Only five patients were cured of lymphoma months after a cancer cure became available. We’ve had a cure for Hepatitis C for years. But only now is it becoming more widely available. It’s the price. The Hepatitis C cure costs about $26,000 and the cures for childhood leukemia and lymphoma is about half a million. Yet, according to some estimates, the National Institute of Health (you and I) spent $200 Billion to cure childhood leukemia. Why then is it beyond our reach?
Part of the answer is a little-known law called the Bayh-Dole Act that was passed in 1980. This bi-partisan legislation (Bayh was a Democrat and Dole a Republican) allows universities and non-profits to patent their inventions. It works like this. University researchers receive grants from the National Institutes of Health to develop a cure for leukemia. Their research shows tremendous promise. The university sells that research to a company that does the clinical trial and manufactures the drug. In this case the university sold the research to the Swiss pharmaceutical company Novartis. Novartis patents a drug now called Kymriah and the university and researchers keep part of the profits. It works out for everyone. Except patients.
If you were a researcher who helped develop Kymriah, you probably got a substantial bonus. However, if God forbid, your family member were to get leukemia, odds are he or she would not get the treatment you helped create. It’s too expensive.
Congress passed Bayh-Dole because in 1980, only 5 percent of healthcare innovations were getting to the market. Bayh-Dole changed that. Today, the United States has more clinical trials than any other country. In 2016, Scientific American ranked us first in overall innovation.
Money, of course, decides what gets invented. Margaret Blume-Kohout and Neeraj Sood found that when Medicare covers specific types of drugs, pre-clinical and clinical trials for those types of medicines increased. Pharmaceutical companies patent drugs for which we are willing to pay a lot of money. Trouble is that when these miracle drugs are developed, they are so expensive most of us can’t afford them.
The Medicare Payment Advisory Commission (MedPAC) reports that Medicare’s drug expenditures are unsustainable. It’s not just Medicare. The Congressional Budget Office projects that the federal government will pay $3.7 Trillion in 2018 to subsidize work-related healthcare coverage. A lot of that is because premiums have been going through the roof. According to America’s Health Insurance Plans (AHIP), 23 percent of the premium increase is due to drug costs. When you consider that every cancer drug that was brought to market in 2017 costs $100,000 or more, that makes sense. Just as it makes sense that insurers would ask that cancer cures be classified as treatments rather than drugs. Insurers don’t have to cover treatments; they do have to provide Medicare and at least some Medicaid beneficiaries with access to medicines such as cancer cures. Nor is it surprising that researchers question whether commercial insurance and certain Medicaid plans will cover cancer cures at all. This, even as the Food and Drug Administration reports that as many as 500 cancer tests and/or treatments may be in the pipeline.

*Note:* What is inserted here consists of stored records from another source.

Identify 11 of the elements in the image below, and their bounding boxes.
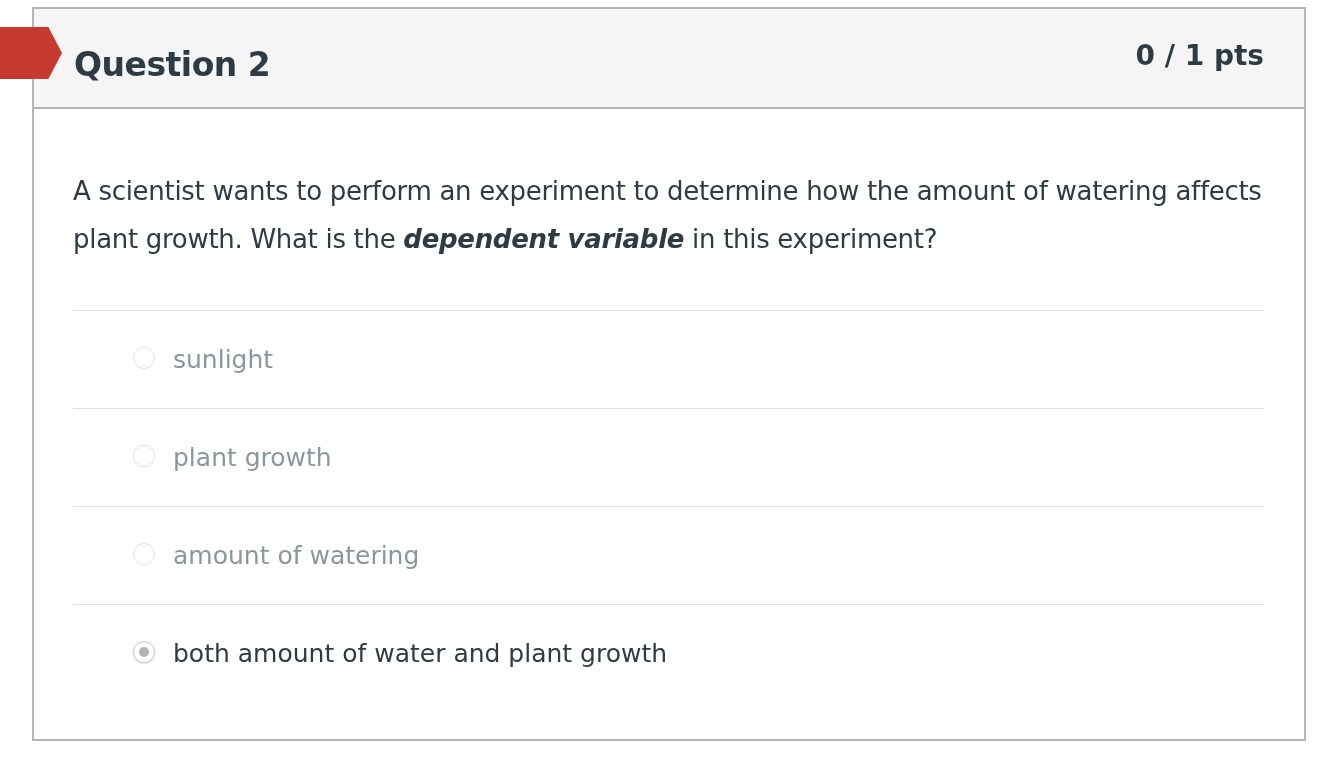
answer-label: sunlight — [173, 345, 274, 374]
answer-label: amount of watering — [173, 541, 420, 570]
answer-option[interactable]: amount of watering — [73, 506, 1264, 604]
answer-option[interactable]: both amount of water and plant growth — [73, 604, 1264, 702]
question-title: Question 2 — [74, 45, 271, 86]
answer-label: both amount of water and plant growth — [173, 639, 668, 668]
answer-option[interactable]: plant growth — [73, 408, 1264, 506]
points-label: 0 / 1 pts — [1135, 39, 1264, 74]
answer-label: plant growth — [173, 443, 332, 472]
answer-option[interactable]: sunlight — [73, 310, 1264, 408]
question-text: A scientist wants to perform an experiment to determine how the amount of watering affects plant growth. What is the dependent variable in this experiment? — [73, 175, 1263, 256]
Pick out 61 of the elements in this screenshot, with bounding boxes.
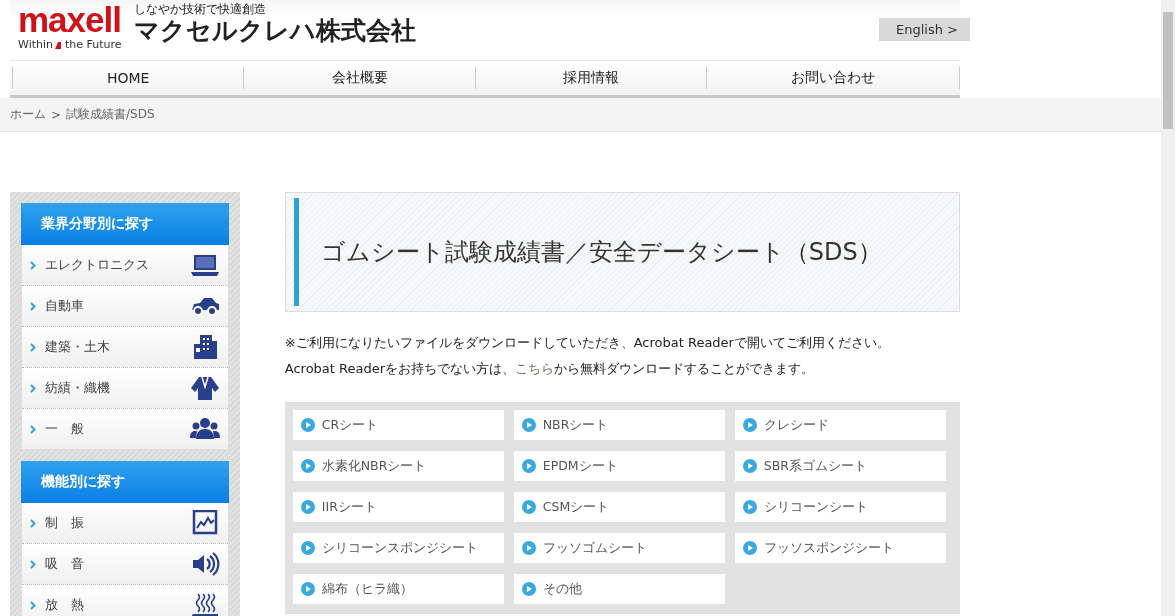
- people-icon: [189, 416, 220, 442]
- english-button[interactable]: English >: [879, 18, 970, 41]
- chevron-icon: [30, 260, 36, 270]
- tagline-text: Within: [18, 38, 53, 51]
- document-link[interactable]: 綿布（ヒラ織）: [292, 574, 504, 604]
- tagline-text: the Future: [65, 38, 122, 51]
- slogan-text: しなやか技術で快適創造: [133, 3, 267, 16]
- play-icon: [300, 541, 315, 555]
- document-link[interactable]: その他: [513, 574, 725, 604]
- play-icon: [521, 582, 536, 596]
- play-icon: [742, 459, 757, 473]
- note-text: Acrobat Readerをお持ちでない方は、: [284, 361, 516, 376]
- play-icon: [742, 541, 757, 555]
- nav-link[interactable]: 採用情報: [474, 67, 707, 89]
- document-link[interactable]: CRシート: [292, 410, 504, 440]
- play-icon: [300, 459, 315, 473]
- page-title: ゴムシート試験成績書／安全データシート（SDS）: [293, 198, 882, 306]
- sidebar-heading: 業界分野別に探す: [21, 203, 229, 245]
- chevron-icon: [30, 559, 36, 569]
- document-link[interactable]: クレシード: [734, 410, 946, 440]
- document-link[interactable]: CSMシート: [513, 492, 725, 522]
- comma-mark-icon: [55, 42, 61, 49]
- breadcrumb-link[interactable]: ホーム: [10, 106, 46, 123]
- chevron-icon: [30, 424, 36, 434]
- chevron-icon: [30, 518, 36, 528]
- play-icon: [300, 582, 315, 596]
- chevron-icon: [30, 342, 36, 352]
- document-link[interactable]: SBR系ゴムシート: [734, 451, 946, 481]
- nav-link[interactable]: HOME: [12, 67, 244, 89]
- document-link[interactable]: 水素化NBRシート: [292, 451, 504, 481]
- play-icon: [300, 418, 315, 432]
- breadcrumb-separator: >: [51, 107, 62, 122]
- document-link[interactable]: フッソスポンジシート: [734, 533, 946, 563]
- play-icon: [521, 418, 536, 432]
- document-link[interactable]: IIRシート: [292, 492, 504, 522]
- company-name: マクセルクレハ株式会社: [133, 16, 416, 46]
- document-link[interactable]: シリコーンスポンジシート: [292, 533, 504, 563]
- chevron-icon: [30, 600, 36, 610]
- jacket-icon: [189, 375, 220, 401]
- note-text: ※ご利用になりたいファイルをダウンロードしていただき、Acrobat Readerで開いてご利用ください。: [284, 334, 891, 352]
- laptop-icon: [189, 252, 220, 278]
- play-icon: [521, 459, 536, 473]
- play-icon: [742, 418, 757, 432]
- brand-logo[interactable]: maxell: [18, 4, 122, 36]
- document-link[interactable]: シリコーンシート: [734, 492, 946, 522]
- play-icon: [742, 500, 757, 514]
- document-link[interactable]: フッソゴムシート: [513, 533, 725, 563]
- play-icon: [521, 500, 536, 514]
- play-icon: [300, 500, 315, 514]
- chevron-icon: [30, 383, 36, 393]
- play-icon: [521, 541, 536, 555]
- heat-icon: [189, 592, 220, 616]
- nav-link[interactable]: お問い合わせ: [706, 67, 960, 89]
- nav-link[interactable]: 会社概要: [243, 67, 475, 89]
- download-link[interactable]: こちら: [515, 361, 555, 376]
- document-link[interactable]: NBRシート: [513, 410, 725, 440]
- breadcrumb-current: 試験成績書/SDS: [66, 106, 155, 123]
- document-link[interactable]: EPDMシート: [513, 451, 725, 481]
- note-text: から無料ダウンロードすることができます。: [554, 361, 815, 376]
- sidebar-heading: 機能別に探す: [21, 461, 229, 503]
- chevron-icon: [30, 301, 36, 311]
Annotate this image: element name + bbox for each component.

All of which begs the question: who will pay for these treatments? At this rate, no-one. In 1980, too few inventions were getting to the market. Today, the treatments, let alone cures, that do get to the market are so expensive we can’t afford them. And not all cures get to the market. At least some (we have no way of knowing how much) research is stifled. Spend any time on “healthcare twitter” and you will meet analysts who worked on a cancer cure. But when that cure showed tremendous promise and was sold to a pharmaceutical company, research was shut down. That’s because as Goldman Sachs forthrightly put it, curing patients is not a sustainable business model for a pharmaceutical company. If you cure patients, they don’t need your drug anymore. The only way a pharmaceutical company can deal with that is by raising the price of its drugs thus making them inaccessible or not bringing them to market in the first place.
But why does the pharmaceutical company have to develop the cure? Why can’t pharma concentrate (as Goldman Sachs advises it to) on maintenance drugs? Margaret Blume-Kohout and Neeraj Sood’s research shows that it doesn’t matter who pays for the research so long as someone does. Why can’t the federal or state governments buy the cures and sell them to fund universal healthcare and still more research? The federal government doesn’t have to worry about going out of business if it cures “too many people”; it doesn’t have to worry about shareholders. It can afford to charge less for a cure. If the government had sold Kymriah (a cure for childhood leukemia) it might have been priced at $160,000; not $500,000. That would still have made a profit. A profit that, had the government made it, could have been placed in a fund that was then used to subsidize more research and universal healthcare. Develop and sell enough such drugs and we have the money for healthcare for all, including maintenance drugs when a cure is not available. We also should have enough money to speed up the research and development for a whole host of cures.
Bayh-Dole solved an innovation problem. An amendment directing the federal government to buy the rights to cancer cures, finish developing and selling those cures at a profit could give us universal healthcare. Why can’t we use America’s incredibly innovative medicine to fund universal healthcare?